Daniela Lumbroso
Daniela Lumbroso

Daniela Lumbroso, auteur de Françoise Dolto : la vie d'une femme libre (éditions Plon), a gagné lundi 10 septembre son procès contre Catherine Dolto. Le Tribunal de police du XIXe arrondissement de Paris a jugé que la fille de la psychanalyste des enfants avait injurié la journaliste de télévision et lui a collé une amende d'un montant de 38 euros plus 1 euro de dommages et intérêts et 1.500 euros de frais de justice.

Catherine Dolto était poursuivie pour "injures non publiques" après avoir traitée Daniela Lumbroso de "canaille très prétentieuse" dans un e-mail adressé à plusieurs journalistes le 31 janvier 2007, peu avant la sortie en librairie du livre consacré à sa mère. Le tribunal a estimé que ces termes formaient "une expression outrageante traduisant le mépris de l'auteur" et constituaient donc une injure. Dans ce même courrier, Catherine Dolto clamait en outre son "dégoût" devant cette biographie non autorisée et qualifiait l'animatrice du Symphonic Show de France 2 de "médiocre présentatrice de télévision". Après l'avoir incité à ne pas écrire cette biographie et lui avoir barré l'accès aux archives de sa mère, elle demandait à ses correspondants dans les médias "qu'on lui tende le micro le moins possible".

Lors de l'audience, qui s'est tenue le 11 juin dernier, le défenseur de Mme Dolto, Me Dominique de Leusse, avait affirmé que l'ouvrage de Daniela Lumbroso s'appuyait sur "un pillage éhonté de tout ce qui se trouvait dans les mémoires de Françoise Dolto". Le procureur avait pour sa part estimé que la fille de François Dolto devait "bénéficier de l'excuse de provocation" eût égard à la mémoire de la célèbre pédo-psychiatre. Les éditions Gallimard, maison d'édition attitrée de Françoise Dolto — et surtout préparant depuis deux ans une biographie "officielle" rédigée par la psychanalyste Kathleen Kelley-Lainé --, s'étaient quant à elles déclarées "totalement solidaire" de Catherine Dolto, estimant que le livre de Daniela Lumbroso était parfaitement "inepte avec des choses complètement inventées". Du coup, la partie mafieuse du landerneau parisien de l'édition, des médias et de la psychanalyse s'était mobilisée pour dénigrer le livre grand public de l'ancienne rédactrice en chef du service culture de LCI.
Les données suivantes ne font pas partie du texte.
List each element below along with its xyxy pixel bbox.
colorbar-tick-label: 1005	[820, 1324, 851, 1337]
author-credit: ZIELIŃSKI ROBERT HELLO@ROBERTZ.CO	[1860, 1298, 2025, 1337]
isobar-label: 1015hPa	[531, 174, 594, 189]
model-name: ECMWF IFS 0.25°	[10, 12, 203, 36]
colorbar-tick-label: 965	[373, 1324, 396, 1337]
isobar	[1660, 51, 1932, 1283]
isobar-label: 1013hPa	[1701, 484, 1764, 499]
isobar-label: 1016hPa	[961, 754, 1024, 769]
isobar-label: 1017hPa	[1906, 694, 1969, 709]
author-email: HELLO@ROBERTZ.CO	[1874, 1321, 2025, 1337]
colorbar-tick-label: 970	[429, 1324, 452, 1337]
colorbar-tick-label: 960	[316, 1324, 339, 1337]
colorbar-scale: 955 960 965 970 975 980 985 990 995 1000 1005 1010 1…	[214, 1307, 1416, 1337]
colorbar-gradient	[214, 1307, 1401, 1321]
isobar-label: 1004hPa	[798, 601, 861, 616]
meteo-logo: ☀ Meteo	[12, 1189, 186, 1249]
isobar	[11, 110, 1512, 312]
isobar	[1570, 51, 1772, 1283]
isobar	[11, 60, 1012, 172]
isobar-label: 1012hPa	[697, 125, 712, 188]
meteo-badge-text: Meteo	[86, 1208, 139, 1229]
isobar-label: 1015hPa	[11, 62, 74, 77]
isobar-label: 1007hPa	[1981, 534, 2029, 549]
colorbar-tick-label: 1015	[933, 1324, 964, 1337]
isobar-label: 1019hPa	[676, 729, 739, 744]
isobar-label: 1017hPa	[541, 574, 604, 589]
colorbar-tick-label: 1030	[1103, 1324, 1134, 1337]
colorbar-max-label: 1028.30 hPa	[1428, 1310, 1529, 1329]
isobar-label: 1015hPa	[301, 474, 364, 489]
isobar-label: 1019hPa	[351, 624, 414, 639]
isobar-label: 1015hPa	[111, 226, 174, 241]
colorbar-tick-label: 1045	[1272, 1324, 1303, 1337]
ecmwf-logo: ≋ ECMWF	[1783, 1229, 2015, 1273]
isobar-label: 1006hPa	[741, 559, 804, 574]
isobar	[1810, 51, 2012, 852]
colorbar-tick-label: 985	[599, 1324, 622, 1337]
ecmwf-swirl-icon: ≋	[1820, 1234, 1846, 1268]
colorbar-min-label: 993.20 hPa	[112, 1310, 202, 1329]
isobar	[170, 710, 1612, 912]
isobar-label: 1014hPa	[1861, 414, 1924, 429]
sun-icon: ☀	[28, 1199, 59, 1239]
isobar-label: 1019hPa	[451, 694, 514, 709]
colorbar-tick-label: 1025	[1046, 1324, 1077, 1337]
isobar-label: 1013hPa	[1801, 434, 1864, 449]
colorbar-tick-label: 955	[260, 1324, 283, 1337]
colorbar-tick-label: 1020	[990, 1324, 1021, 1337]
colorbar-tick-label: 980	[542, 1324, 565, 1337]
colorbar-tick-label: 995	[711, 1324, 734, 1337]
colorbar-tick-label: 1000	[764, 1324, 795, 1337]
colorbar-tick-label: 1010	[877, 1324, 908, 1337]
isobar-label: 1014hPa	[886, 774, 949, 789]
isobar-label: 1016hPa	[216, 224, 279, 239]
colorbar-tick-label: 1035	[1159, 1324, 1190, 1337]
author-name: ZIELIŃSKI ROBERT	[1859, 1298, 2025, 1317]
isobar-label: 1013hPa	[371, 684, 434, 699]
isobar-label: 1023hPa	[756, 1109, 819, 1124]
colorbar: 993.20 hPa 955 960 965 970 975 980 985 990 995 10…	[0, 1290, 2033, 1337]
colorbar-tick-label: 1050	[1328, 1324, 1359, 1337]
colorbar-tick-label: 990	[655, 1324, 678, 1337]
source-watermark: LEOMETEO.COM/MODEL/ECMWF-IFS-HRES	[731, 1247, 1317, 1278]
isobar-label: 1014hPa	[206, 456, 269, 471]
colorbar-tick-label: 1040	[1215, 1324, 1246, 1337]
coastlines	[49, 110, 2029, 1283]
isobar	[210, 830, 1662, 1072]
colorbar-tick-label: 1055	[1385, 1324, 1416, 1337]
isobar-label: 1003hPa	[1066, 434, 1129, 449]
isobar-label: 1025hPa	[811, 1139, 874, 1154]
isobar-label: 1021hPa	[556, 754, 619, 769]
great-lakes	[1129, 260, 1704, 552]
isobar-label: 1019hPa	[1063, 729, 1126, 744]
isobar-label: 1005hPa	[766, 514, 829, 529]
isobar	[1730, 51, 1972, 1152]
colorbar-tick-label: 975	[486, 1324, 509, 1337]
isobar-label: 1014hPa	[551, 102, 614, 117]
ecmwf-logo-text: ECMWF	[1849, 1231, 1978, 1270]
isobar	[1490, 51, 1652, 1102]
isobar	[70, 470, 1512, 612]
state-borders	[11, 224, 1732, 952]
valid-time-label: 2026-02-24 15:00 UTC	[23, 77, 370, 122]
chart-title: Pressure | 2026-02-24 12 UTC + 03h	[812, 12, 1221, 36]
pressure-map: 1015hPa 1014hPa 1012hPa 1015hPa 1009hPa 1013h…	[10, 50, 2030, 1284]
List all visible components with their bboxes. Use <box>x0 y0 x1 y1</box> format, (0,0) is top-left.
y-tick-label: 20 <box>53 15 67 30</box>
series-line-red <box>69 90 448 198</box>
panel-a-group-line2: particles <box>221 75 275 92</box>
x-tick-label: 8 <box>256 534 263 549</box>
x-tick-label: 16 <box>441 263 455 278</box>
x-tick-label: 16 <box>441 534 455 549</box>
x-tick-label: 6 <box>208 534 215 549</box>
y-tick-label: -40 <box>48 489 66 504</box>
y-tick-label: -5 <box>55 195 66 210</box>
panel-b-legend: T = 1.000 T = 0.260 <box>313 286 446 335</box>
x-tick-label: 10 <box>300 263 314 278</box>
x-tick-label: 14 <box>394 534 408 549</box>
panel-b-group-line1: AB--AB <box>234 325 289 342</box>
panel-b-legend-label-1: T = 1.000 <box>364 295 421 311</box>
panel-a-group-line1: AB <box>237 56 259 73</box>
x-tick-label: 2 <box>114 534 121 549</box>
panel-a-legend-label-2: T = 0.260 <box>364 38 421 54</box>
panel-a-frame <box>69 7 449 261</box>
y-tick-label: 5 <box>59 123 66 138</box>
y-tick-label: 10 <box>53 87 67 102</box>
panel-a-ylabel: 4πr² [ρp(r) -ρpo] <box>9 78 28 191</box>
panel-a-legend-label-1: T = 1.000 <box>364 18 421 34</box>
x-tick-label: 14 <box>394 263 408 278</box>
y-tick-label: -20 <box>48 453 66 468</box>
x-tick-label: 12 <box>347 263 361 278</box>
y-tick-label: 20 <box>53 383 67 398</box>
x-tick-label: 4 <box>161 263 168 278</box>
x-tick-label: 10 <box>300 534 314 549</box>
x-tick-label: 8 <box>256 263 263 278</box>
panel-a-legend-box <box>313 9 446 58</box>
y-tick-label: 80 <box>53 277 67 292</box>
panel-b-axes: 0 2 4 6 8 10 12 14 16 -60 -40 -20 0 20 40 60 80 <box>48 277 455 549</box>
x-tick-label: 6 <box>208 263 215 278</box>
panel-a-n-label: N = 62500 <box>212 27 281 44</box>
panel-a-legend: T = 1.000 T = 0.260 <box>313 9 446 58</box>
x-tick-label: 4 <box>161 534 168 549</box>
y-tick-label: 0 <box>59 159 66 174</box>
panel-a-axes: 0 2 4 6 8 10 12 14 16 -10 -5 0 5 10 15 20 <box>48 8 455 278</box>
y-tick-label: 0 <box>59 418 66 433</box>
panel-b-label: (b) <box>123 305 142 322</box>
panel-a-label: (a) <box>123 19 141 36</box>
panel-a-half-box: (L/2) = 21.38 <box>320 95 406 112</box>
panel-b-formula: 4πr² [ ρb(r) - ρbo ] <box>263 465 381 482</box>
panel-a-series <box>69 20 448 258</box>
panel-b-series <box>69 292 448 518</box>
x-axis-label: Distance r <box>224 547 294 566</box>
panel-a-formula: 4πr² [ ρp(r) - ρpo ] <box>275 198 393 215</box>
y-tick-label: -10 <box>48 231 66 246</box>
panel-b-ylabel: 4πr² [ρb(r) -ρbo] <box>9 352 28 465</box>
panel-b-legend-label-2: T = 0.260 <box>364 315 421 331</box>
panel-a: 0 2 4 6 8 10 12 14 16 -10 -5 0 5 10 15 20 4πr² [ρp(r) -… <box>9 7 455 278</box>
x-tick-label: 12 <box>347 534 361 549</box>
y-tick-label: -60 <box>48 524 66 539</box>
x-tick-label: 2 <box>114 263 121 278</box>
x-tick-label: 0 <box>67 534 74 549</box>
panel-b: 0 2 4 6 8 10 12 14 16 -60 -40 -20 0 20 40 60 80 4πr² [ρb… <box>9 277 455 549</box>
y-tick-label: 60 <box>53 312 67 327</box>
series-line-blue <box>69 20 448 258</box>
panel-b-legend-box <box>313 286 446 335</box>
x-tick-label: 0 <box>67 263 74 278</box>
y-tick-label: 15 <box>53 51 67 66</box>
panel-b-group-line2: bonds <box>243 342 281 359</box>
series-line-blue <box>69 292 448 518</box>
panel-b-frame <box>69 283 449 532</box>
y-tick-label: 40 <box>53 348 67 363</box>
Me François Zimeray, avocat de Daniela Lumbroso, plaidait lui qu'il s'agissait "d'une injure et d'une campagne orchestrée visant à censurer un livre avant même sa sortie". Il n'a pas obtenu les 20.000 euros de dommages et intérêts réclamés à titre de préjudice moral par sa cliente mais se félicite néanmoins de la décision rendue par le tribunal, estimant "qu'on doit pouvoir publier ce que l'on veut sur Françoise Dolto même si cela ne correspond pas complètement à l'image que s'en font ses enfants".